God has been teaching me lately that it's not about me. when someone becomes a christian i am quick to allow the thought come into my mind as to how i was a part of their salvation, when really i have nothing to do with it at all. God is the one who saves people not me.. and yet, still somehow i want to attach myself to it like i had something to do with it.
it even happens at the universities or when people hang out and i'm not there. if someone has an amazing conversation with someone or spends some time studying the bible, i am quick to be jealous of them. i ask, "why can't you use me God? why can't i see that?" as in it's all about what i do.

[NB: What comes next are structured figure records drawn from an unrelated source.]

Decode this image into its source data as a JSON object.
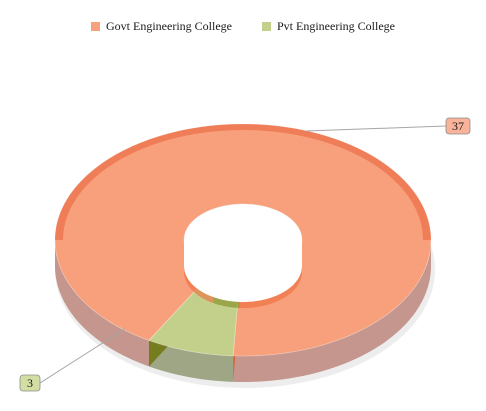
{
  "chart_data": {
    "type": "pie",
    "style": "3d-donut",
    "title": "",
    "categories": [
      "Govt Engineering College",
      "Pvt Engineering College"
    ],
    "values": [
      37,
      3
    ],
    "colors": {
      "Govt Engineering College": "#f8a07c",
      "Pvt Engineering College": "#c3d08b"
    },
    "legend": {
      "position": "top",
      "items": [
        {
          "label": "Govt Engineering College",
          "color": "#f8a07c"
        },
        {
          "label": "Pvt Engineering College",
          "color": "#c3d08b"
        }
      ]
    },
    "data_labels": [
      "37",
      "3"
    ]
  }
}
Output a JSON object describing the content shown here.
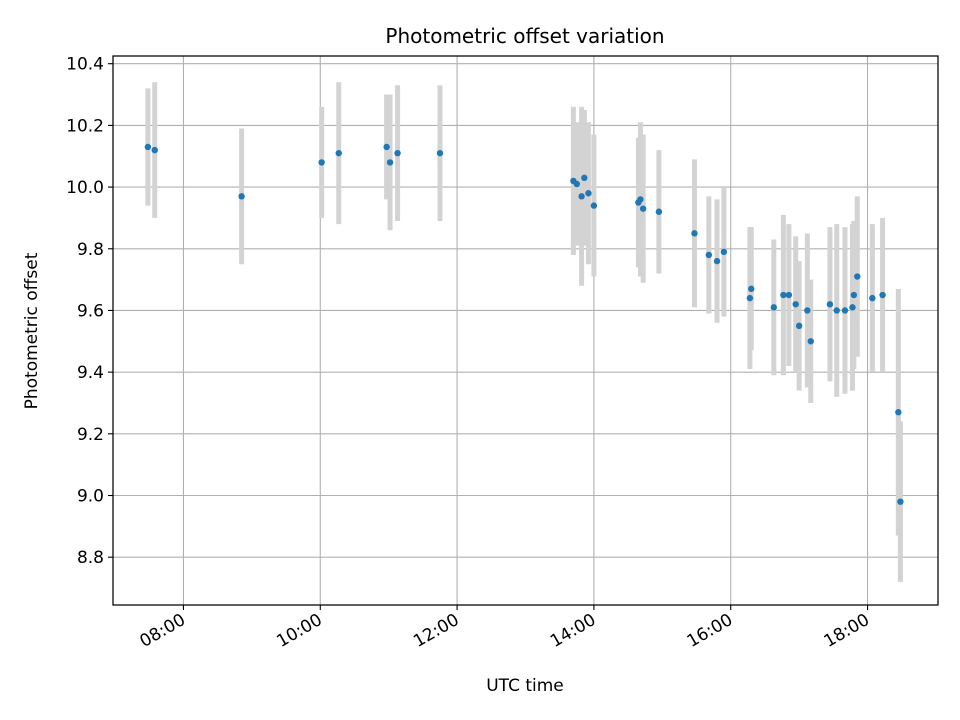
{
  "chart_data": {
    "type": "scatter",
    "title": "Photometric offset variation",
    "xlabel": "UTC time",
    "ylabel": "Photometric offset",
    "x_tick_labels": [
      "08:00",
      "10:00",
      "12:00",
      "14:00",
      "16:00",
      "18:00"
    ],
    "x_ticks_hours": [
      8,
      10,
      12,
      14,
      16,
      18
    ],
    "y_ticks": [
      8.8,
      9.0,
      9.2,
      9.4,
      9.6,
      9.8,
      10.0,
      10.2,
      10.4
    ],
    "y_tick_labels": [
      "8.8",
      "9.0",
      "9.2",
      "9.4",
      "9.6",
      "9.8",
      "10.0",
      "10.2",
      "10.4"
    ],
    "xlim_hours": [
      6.97,
      19.03
    ],
    "ylim": [
      8.645,
      10.425
    ],
    "grid": true,
    "colors": {
      "point": "#1f77b4",
      "errorbar": "#d3d3d3",
      "grid": "#b0b0b0"
    },
    "series": [
      {
        "x_hours": [
          7.48,
          7.58,
          8.85,
          10.02,
          10.27,
          10.97,
          11.02,
          11.13,
          11.75,
          13.7,
          13.75,
          13.82,
          13.86,
          13.92,
          14.0,
          14.65,
          14.68,
          14.72,
          14.95,
          15.47,
          15.68,
          15.8,
          15.9,
          16.28,
          16.3,
          16.63,
          16.77,
          16.85,
          16.95,
          17.0,
          17.12,
          17.17,
          17.45,
          17.55,
          17.67,
          17.78,
          17.8,
          17.85,
          18.07,
          18.22,
          18.45,
          18.48
        ],
        "y": [
          10.13,
          10.12,
          9.97,
          10.08,
          10.11,
          10.13,
          10.08,
          10.11,
          10.11,
          10.02,
          10.01,
          9.97,
          10.03,
          9.98,
          9.94,
          9.95,
          9.96,
          9.93,
          9.92,
          9.85,
          9.78,
          9.76,
          9.79,
          9.64,
          9.67,
          9.61,
          9.65,
          9.65,
          9.62,
          9.55,
          9.6,
          9.5,
          9.62,
          9.6,
          9.6,
          9.61,
          9.65,
          9.71,
          9.64,
          9.65,
          9.27,
          8.98
        ],
        "yerr": [
          0.19,
          0.22,
          0.22,
          0.18,
          0.23,
          0.17,
          0.22,
          0.22,
          0.22,
          0.24,
          0.2,
          0.29,
          0.22,
          0.23,
          0.23,
          0.21,
          0.25,
          0.24,
          0.2,
          0.24,
          0.19,
          0.2,
          0.21,
          0.23,
          0.2,
          0.22,
          0.26,
          0.23,
          0.22,
          0.21,
          0.25,
          0.2,
          0.25,
          0.28,
          0.27,
          0.27,
          0.24,
          0.26,
          0.24,
          0.25,
          0.4,
          0.26
        ]
      }
    ]
  }
}
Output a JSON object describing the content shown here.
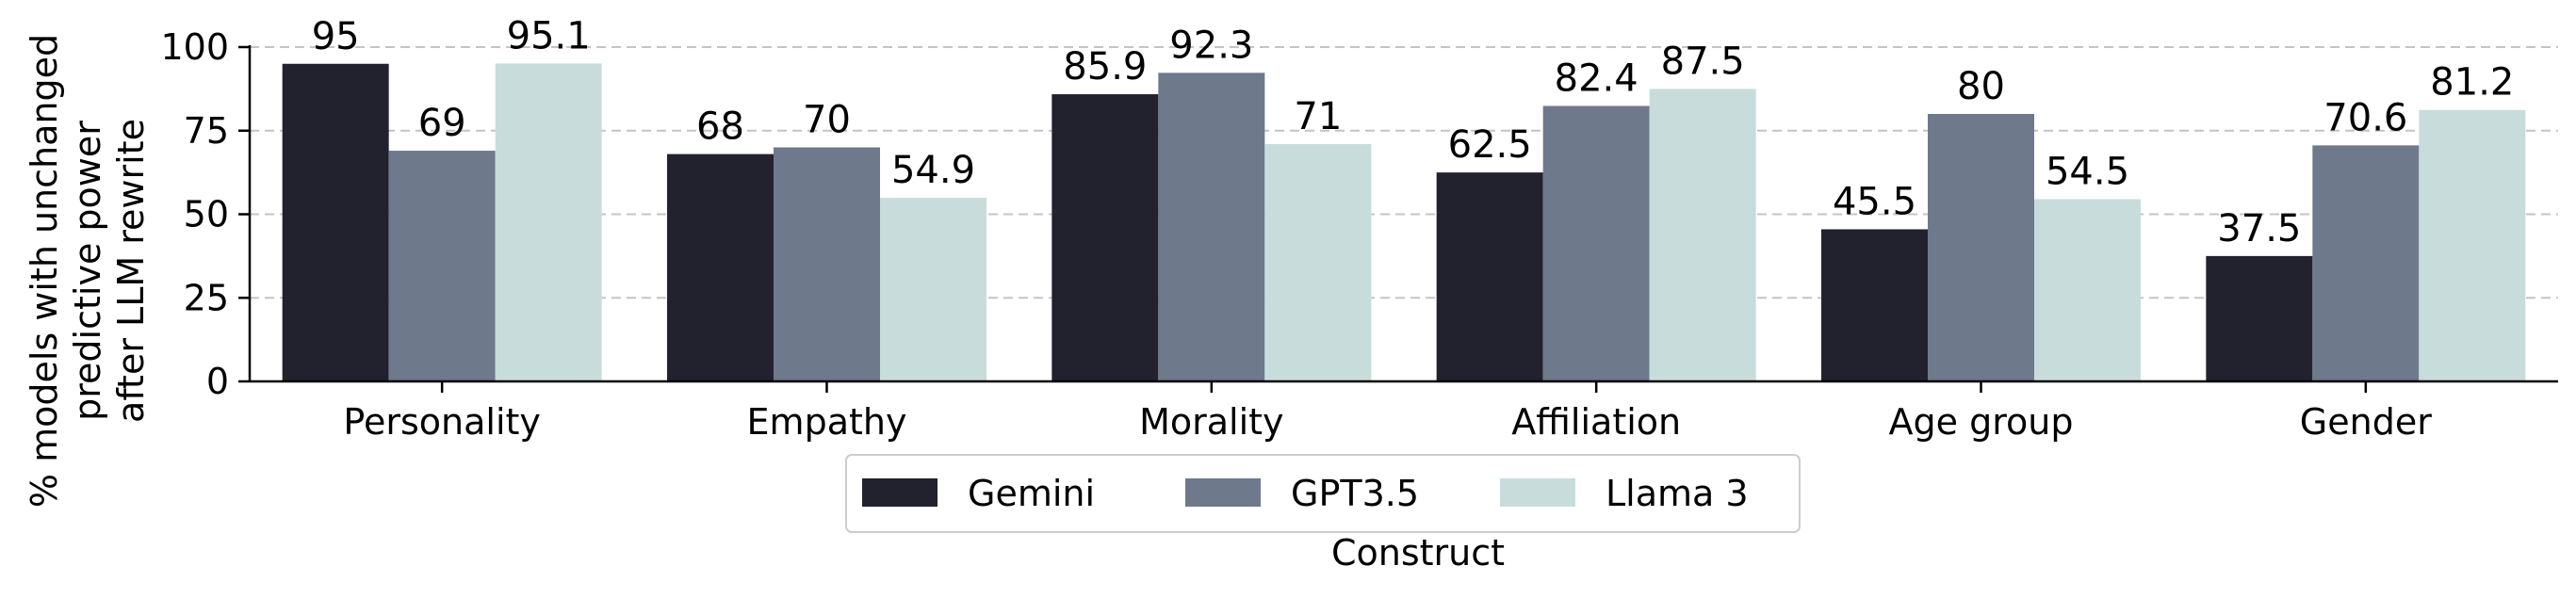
{
  "chart_data": {
    "type": "bar",
    "categories": [
      "Personality",
      "Empathy",
      "Morality",
      "Affiliation",
      "Age group",
      "Gender"
    ],
    "series": [
      {
        "name": "Gemini",
        "values": [
          95,
          68,
          85.9,
          62.5,
          45.5,
          37.5
        ],
        "color": "#22222e"
      },
      {
        "name": "GPT3.5",
        "values": [
          69,
          70,
          92.3,
          82.4,
          80,
          70.6
        ],
        "color": "#6e798c"
      },
      {
        "name": "Llama 3",
        "values": [
          95.1,
          54.9,
          71,
          87.5,
          54.5,
          81.2
        ],
        "color": "#c8dddb"
      }
    ],
    "value_labels": [
      [
        "95",
        "68",
        "85.9",
        "62.5",
        "45.5",
        "37.5"
      ],
      [
        "69",
        "70",
        "92.3",
        "82.4",
        "80",
        "70.6"
      ],
      [
        "95.1",
        "54.9",
        "71",
        "87.5",
        "54.5",
        "81.2"
      ]
    ],
    "title": "",
    "xlabel": "Construct",
    "ylabel_lines": [
      "% models with unchanged",
      "predictive power",
      "after LLM rewrite"
    ],
    "ylim": [
      0,
      100
    ],
    "yticks": [
      0,
      25,
      50,
      75,
      100
    ],
    "grid": "horizontal-dashed",
    "legend_position": "bottom-center"
  }
}
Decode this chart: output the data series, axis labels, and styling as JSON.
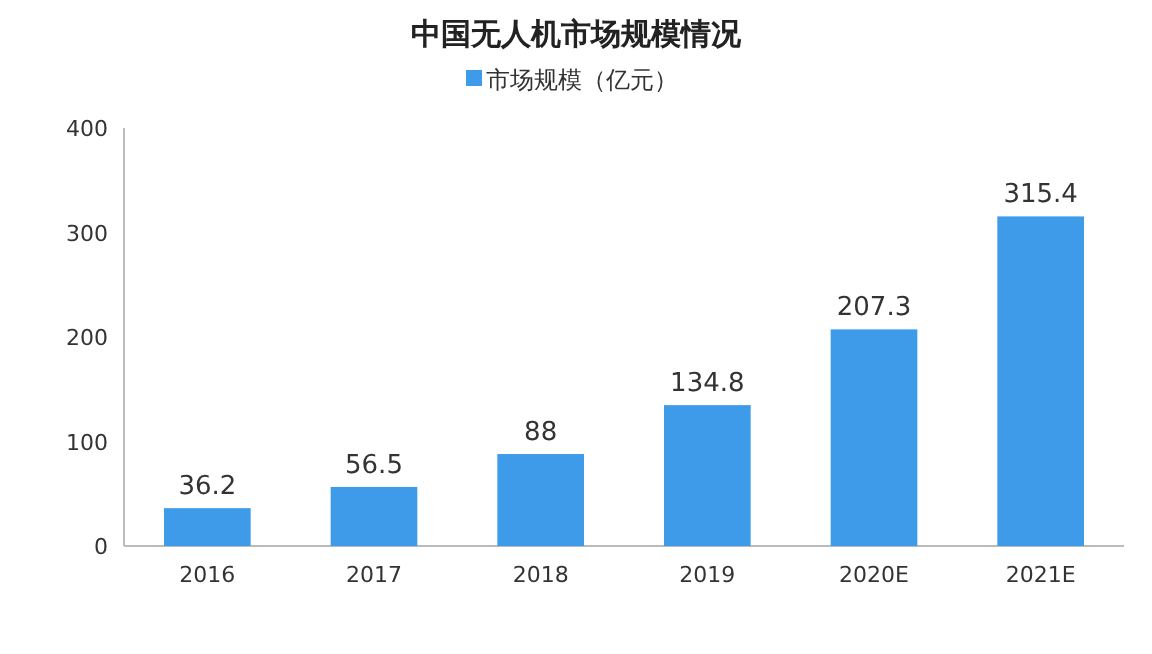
{
  "chart_data": {
    "type": "bar",
    "title": "中国无人机市场规模情况",
    "categories": [
      "2016",
      "2017",
      "2018",
      "2019",
      "2020E",
      "2021E"
    ],
    "series": [
      {
        "name": "市场规模（亿元）",
        "color": "#3d9be9",
        "values": [
          36.2,
          56.5,
          88,
          134.8,
          207.3,
          315.4
        ]
      }
    ],
    "ylim": [
      0,
      400
    ],
    "yticks": [
      0,
      100,
      200,
      300,
      400
    ],
    "data_labels": true,
    "legend": "top",
    "grid": false
  }
}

i was reading this week in john and read about how thomas doubted Jesus was alive because he didn't see him. every other disciple saw Him and thomas heard their testimony and yet, still he wanted to see Jesus with his own eyes; to touch Jesus' hands and side. how often i am like thomas. i want to believe God is there working without seeing it. i want to believe that i'm being used even when it feels like i'm not.
i feel no shame in admitting this. i am human after all. romans 4, in the message version, part of verse 17 says, "We call Abraham "father" not because he got God's attention by living like a saint, but because God made something out of Abraham when he was a nobody." that gives me hope, because i'm definitely as far away from being a saint as the stars are from the earth. so to know that God will make me, a complete nobody, into someone that can be used by Him gives me a huge comfort. to know that He still loves me and still uses me even when i am jealous and selfish.. that love is too good to be true and yet it is. it's the only way i can continue forward. i have hope.. in Him.